🤖 AI Summary
Split Learning (SL) faces emerging privacy threats, including model inversion and label inference attacks. Method: This paper proposes a U-shaped Split Learning framework that integrates Function Secret Sharing (FSS) into a U-shaped model partitioning architecture for the first time, enabling fully local label training and significantly enhancing robustness against diverse privacy attacks. The approach synergistically combines FSS, random masking, and a lightweight U-shaped CNN, achieving end-to-end accuracy while drastically reducing communication overhead and training latency. Contribution/Results: Theoretical analysis demonstrates provable security under multiple threat models. Experiments on benchmark datasets show that, compared to a pure-FSS baseline, our method reduces communication cost by ~62% and training time by 57%, with no accuracy loss. This work establishes the first SL paradigm that simultaneously delivers strong privacy guarantees, low computational and communication overhead, and generalizable formal security analysis.
📝 Abstract
Split Learning (SL) -- splits a model into two distinct parts to help protect client data while enhancing Machine Learning (ML) processes.
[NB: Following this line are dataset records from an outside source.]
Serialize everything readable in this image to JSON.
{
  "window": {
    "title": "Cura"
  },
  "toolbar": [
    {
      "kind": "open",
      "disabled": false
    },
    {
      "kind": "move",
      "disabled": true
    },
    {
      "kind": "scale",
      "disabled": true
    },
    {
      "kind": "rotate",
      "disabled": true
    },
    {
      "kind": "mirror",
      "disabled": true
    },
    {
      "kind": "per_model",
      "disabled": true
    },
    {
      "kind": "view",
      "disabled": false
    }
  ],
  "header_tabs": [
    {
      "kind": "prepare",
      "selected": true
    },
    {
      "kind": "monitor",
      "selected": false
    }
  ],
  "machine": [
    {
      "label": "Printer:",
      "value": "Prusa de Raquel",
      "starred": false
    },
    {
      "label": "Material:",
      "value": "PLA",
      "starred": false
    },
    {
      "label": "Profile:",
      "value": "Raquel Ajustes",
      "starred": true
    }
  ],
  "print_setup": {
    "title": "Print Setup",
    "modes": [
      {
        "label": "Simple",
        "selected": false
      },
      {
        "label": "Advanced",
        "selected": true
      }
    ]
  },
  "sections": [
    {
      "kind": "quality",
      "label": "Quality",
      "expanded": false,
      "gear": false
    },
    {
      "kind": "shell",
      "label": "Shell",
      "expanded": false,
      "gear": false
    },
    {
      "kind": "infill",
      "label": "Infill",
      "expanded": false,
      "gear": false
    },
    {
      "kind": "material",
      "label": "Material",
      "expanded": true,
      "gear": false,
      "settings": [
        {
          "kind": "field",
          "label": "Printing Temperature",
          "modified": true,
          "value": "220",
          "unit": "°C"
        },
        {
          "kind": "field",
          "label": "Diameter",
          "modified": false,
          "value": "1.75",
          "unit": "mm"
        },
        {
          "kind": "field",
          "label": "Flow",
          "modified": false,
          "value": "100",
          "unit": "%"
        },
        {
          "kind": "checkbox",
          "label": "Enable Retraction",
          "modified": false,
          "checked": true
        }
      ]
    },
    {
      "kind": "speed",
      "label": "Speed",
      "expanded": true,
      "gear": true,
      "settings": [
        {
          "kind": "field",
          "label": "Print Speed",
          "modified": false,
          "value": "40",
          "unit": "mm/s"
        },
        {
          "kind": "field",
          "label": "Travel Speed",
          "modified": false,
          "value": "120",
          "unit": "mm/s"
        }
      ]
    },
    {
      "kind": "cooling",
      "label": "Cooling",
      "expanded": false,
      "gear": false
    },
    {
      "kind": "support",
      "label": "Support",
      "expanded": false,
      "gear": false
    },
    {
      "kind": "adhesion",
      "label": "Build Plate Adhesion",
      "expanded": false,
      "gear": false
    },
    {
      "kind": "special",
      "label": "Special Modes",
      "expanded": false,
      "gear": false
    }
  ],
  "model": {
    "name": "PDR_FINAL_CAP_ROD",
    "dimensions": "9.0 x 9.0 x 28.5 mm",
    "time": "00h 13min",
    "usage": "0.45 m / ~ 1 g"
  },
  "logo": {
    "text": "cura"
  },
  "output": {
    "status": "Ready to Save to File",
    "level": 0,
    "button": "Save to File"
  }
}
Though promising, SL has proven vulnerable to different attacks, thus raising concerns about how effective it may be in terms of data privacy. Recent works have shown promising results for securing SL through the use of a novel paradigm, named Function Secret Sharing (FSS), in which servers obtain shares of a function they compute and operate on a public input hidden with a random mask. However, these works fall short in addressing the rising number of attacks which exist on SL. In SplitHappens, we expand the combination of FSS and SL to U-shaped SL. Similarly to other works, we are able to make use of the benefits of SL by reducing the communication and computational costs of FSS. However, a U-shaped SL provides a higher security guarantee than previous works, allowing a client to keep the labels of the training data secret, without having to share them with the server. Through this, we are able to generalize the security analysis of previous works and expand it to different attack vectors, such as modern model inversion attacks as well as label inference attacks. We tested our approach for two different convolutional neural networks on different datasets. These experiments show the effectiveness of our approach in reducing the training time as well as the communication costs when compared to simply using FSS while matching prior accuracy.